Last week’s SCOTUS decisions in United States v. Windsor, 570 U.S. (2013), the court found part of the Defense of Marriage Act (DOMA) was unconstitutional and in Hollingsworth v. Perry, 570 U.S. (2013), that the court lacked jurisdiction to enter the fray over the constitutionality of California’s Proposition 8 were historic. I attempt to touch upon a few aspects of these decisions as they affect Family Law issues, particularly in California.
In striking down part of DOMA, in essence, the Federal Government must now afford the same recognition to same-sex marriages that it has provided to opposite sex marriages. In a same-sex divorce, concepts of alimony will now parallel the opposite sex couples and we will know, absent agreement to the contrary, alimony payments will be deductable by the payor and included in the recipient’s taxable income. Also, the division of retirement benefits under the Employee Retirement Income Security Act (ERISA) will now be possible as a same-sex spouse will be recognized as a person who can be designated an alternate payee for the provision of retirement plan benefits as ordered by a Qualified Domestic Relations Order (QDRO). Also, for IRA’s, transfers without triggering taxation for withdrawal will be possible.
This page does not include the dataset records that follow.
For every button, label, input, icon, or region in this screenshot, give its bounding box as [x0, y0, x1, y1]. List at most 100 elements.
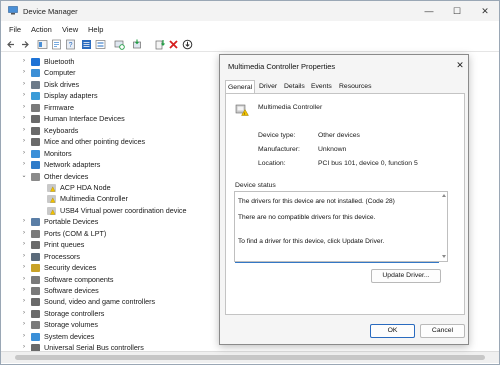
maximize-button[interactable]: ☐ [443, 1, 471, 21]
svg-text:?: ? [69, 42, 73, 49]
mouse-icon [31, 138, 40, 147]
horizontal-scrollbar[interactable] [1, 351, 499, 363]
update-driver-green-icon[interactable] [155, 39, 166, 50]
tree-category-item[interactable]: › Print queues [1, 239, 226, 250]
chevron-right-icon[interactable]: › [20, 136, 28, 147]
uninstall-device-icon[interactable] [168, 39, 179, 50]
tree-category-item[interactable]: › Disk drives [1, 79, 226, 90]
status-line-2: There are no compatible drivers for this… [238, 214, 376, 221]
chevron-right-icon[interactable]: › [20, 67, 28, 78]
tree-category-item[interactable]: › Security devices [1, 262, 226, 273]
chevron-right-icon[interactable]: › [20, 102, 28, 113]
tab-driver[interactable]: Driver [257, 80, 279, 93]
warning-device-icon [47, 183, 56, 192]
tree-child-item[interactable]: ACP HDA Node [1, 182, 226, 193]
hid-icon [31, 115, 40, 124]
tree-item-label: Multimedia Controller [60, 194, 128, 204]
chevron-right-icon[interactable]: › [20, 331, 28, 342]
device-status-textbox[interactable]: The drivers for this device are not inst… [234, 191, 448, 263]
tab-general[interactable]: General [225, 80, 256, 94]
tree-category-item[interactable]: ⌄ Other devices [1, 171, 226, 182]
chevron-down-icon[interactable]: ⌄ [20, 171, 28, 182]
warning-device-icon [47, 206, 56, 215]
chevron-right-icon[interactable]: › [20, 308, 28, 319]
dialog-close-icon[interactable]: ✕ [454, 59, 466, 71]
tree-child-item[interactable]: Multimedia Controller [1, 193, 226, 204]
tree-child-item[interactable]: USB4 Virtual power coordination device [1, 205, 226, 216]
tree-category-item[interactable]: › System devices [1, 331, 226, 342]
tree-category-item[interactable]: › Display adapters [1, 90, 226, 101]
ok-button[interactable]: OK [370, 324, 415, 338]
show-hide-tree-icon[interactable] [37, 39, 48, 50]
tree-category-item[interactable]: › Storage volumes [1, 319, 226, 330]
chevron-right-icon[interactable]: › [20, 251, 28, 262]
chevron-right-icon[interactable]: › [20, 148, 28, 159]
properties-icon[interactable] [51, 39, 62, 50]
chevron-right-icon[interactable]: › [20, 90, 28, 101]
multimedia-controller-warning-icon: ! [235, 104, 249, 116]
tree-category-item[interactable]: › Monitors [1, 148, 226, 159]
disable-device-icon[interactable] [182, 39, 193, 50]
menu-file[interactable]: File [9, 25, 21, 34]
chevron-right-icon[interactable]: › [20, 56, 28, 67]
chevron-right-icon[interactable]: › [20, 113, 28, 124]
status-line-3: To find a driver for this device, click … [238, 238, 385, 245]
chevron-right-icon[interactable]: › [20, 262, 28, 273]
device-name: Multimedia Controller [258, 104, 323, 111]
chevron-right-icon[interactable]: › [20, 159, 28, 170]
tab-resources[interactable]: Resources [337, 80, 374, 93]
tree-category-item[interactable]: › Sound, video and game controllers [1, 296, 226, 307]
dialog-title: Multimedia Controller Properties [228, 62, 336, 71]
tree-category-item[interactable]: › Firmware [1, 102, 226, 113]
tree-item-label: Network adapters [44, 160, 101, 170]
tree-category-item[interactable]: › Keyboards [1, 125, 226, 136]
forward-arrow-icon[interactable] [19, 39, 30, 50]
help-icon[interactable]: ? [65, 39, 76, 50]
tree-category-item[interactable]: › Bluetooth [1, 56, 226, 67]
chevron-right-icon[interactable]: › [20, 285, 28, 296]
chevron-right-icon[interactable]: › [20, 274, 28, 285]
status-line-1: The drivers for this device are not inst… [238, 198, 395, 205]
chevron-right-icon[interactable]: › [20, 319, 28, 330]
details-view-icon[interactable] [81, 39, 92, 50]
tree-category-item[interactable]: › Portable Devices [1, 216, 226, 227]
tree-category-item[interactable]: › Human Interface Devices [1, 113, 226, 124]
tab-events[interactable]: Events [309, 80, 334, 93]
tree-category-item[interactable]: › Ports (COM & LPT) [1, 228, 226, 239]
update-driver-button[interactable]: Update Driver... [371, 269, 441, 283]
tree-item-label: Ports (COM & LPT) [44, 228, 107, 238]
chevron-right-icon[interactable]: › [20, 239, 28, 250]
chevron-right-icon[interactable]: › [20, 125, 28, 136]
chevron-right-icon[interactable]: › [20, 79, 28, 90]
tree-category-item[interactable]: › Storage controllers [1, 308, 226, 319]
tree-item-label: Bluetooth [44, 57, 75, 66]
view-resources-icon[interactable] [95, 39, 106, 50]
back-arrow-icon[interactable] [6, 39, 17, 50]
close-button[interactable]: ✕ [471, 1, 499, 21]
tree-item-label: ACP HDA Node [60, 182, 111, 192]
tree-category-item[interactable]: › Software devices [1, 285, 226, 296]
menu-view[interactable]: View [62, 25, 78, 34]
status-scrollbar[interactable] [440, 192, 448, 262]
cancel-button[interactable]: Cancel [420, 324, 465, 338]
security-icon [31, 264, 40, 273]
device-status-legend: Device status [234, 182, 277, 189]
chevron-right-icon[interactable]: › [20, 296, 28, 307]
menu-help[interactable]: Help [88, 25, 103, 34]
tree-item-label: Software components [44, 274, 114, 284]
chevron-right-icon[interactable]: › [20, 216, 28, 227]
scan-hardware-icon[interactable] [114, 39, 125, 50]
tree-category-item[interactable]: › Software components [1, 274, 226, 285]
tab-details[interactable]: Details [282, 80, 307, 93]
chevron-right-icon[interactable]: › [20, 228, 28, 239]
tree-category-item[interactable]: › Processors [1, 251, 226, 262]
tree-category-item[interactable]: › Computer [1, 67, 226, 78]
firmware-icon [31, 103, 40, 112]
toolbar: ? [1, 37, 499, 52]
scrollbar-thumb[interactable] [15, 355, 485, 360]
menu-action[interactable]: Action [31, 25, 52, 34]
minimize-button[interactable]: — [415, 1, 443, 21]
tree-category-item[interactable]: › Network adapters [1, 159, 226, 170]
update-driver-icon[interactable] [132, 39, 143, 50]
tree-category-item[interactable]: › Mice and other pointing devices [1, 136, 226, 147]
Finally, applicable to spouses who have been married for 10 years or more, is the potential for derivate benefits under the Social Security Act.
In finding a lack of jurisdiction to hear the challenge to California’s Proposition 8, the court found those defending the Proposition were not a real party in interest and lacked standing to undertake the challenge. That cleared the way for the decision from the 9th Circuit Court of Appeals to stand. That decision affirmed the trial court ruling that California’s Proposition 8 was unconstitutional. The trial team seeking to invalidate Proposition 8 were old foes in the Bush v Gore case, Ted Olson and David Boies. They came together and set up a masterful case and strategy to show why Proposition 8 was unconstitutional. In response to the SCOTUS decision, the 9th Circuit vacated a stay they had placed in effect while the case was on further appeal. Almost immediately, city clerks were issuing licenses and marriages were taking place including shortly after the stay was lifted the female couple up north were wed by California’s Attorney General Kamila Harris and the male plaintiffs were wed in Los Angeles by then Los Angeles Mayor Antonio Villaraigosa.
We are not exactly sure where things will go from here legally as we are expecting more challenges to the court’s action. With as well as the case was tried and the shift in public opinion I, personally, am doubtful that California will ever join those states who have forbidden same sex marriage.
Finally on divorce, California has always recognized the validity of a marriage that was valid in the jurisdiction where the ceremony was performed. Meaning that a same-sex couple from New Hampshire could relocate to California and seek a divorce. There are some states, however, that do not recognize same-sex marriages and will likely, for the time being, deny the right to divorce in their states. There is some discussion that the SCOTUS decision reasoning regarding DOMA will be used in those states to clear the way for their citizens to petition the courts just as the opposite sex couples can.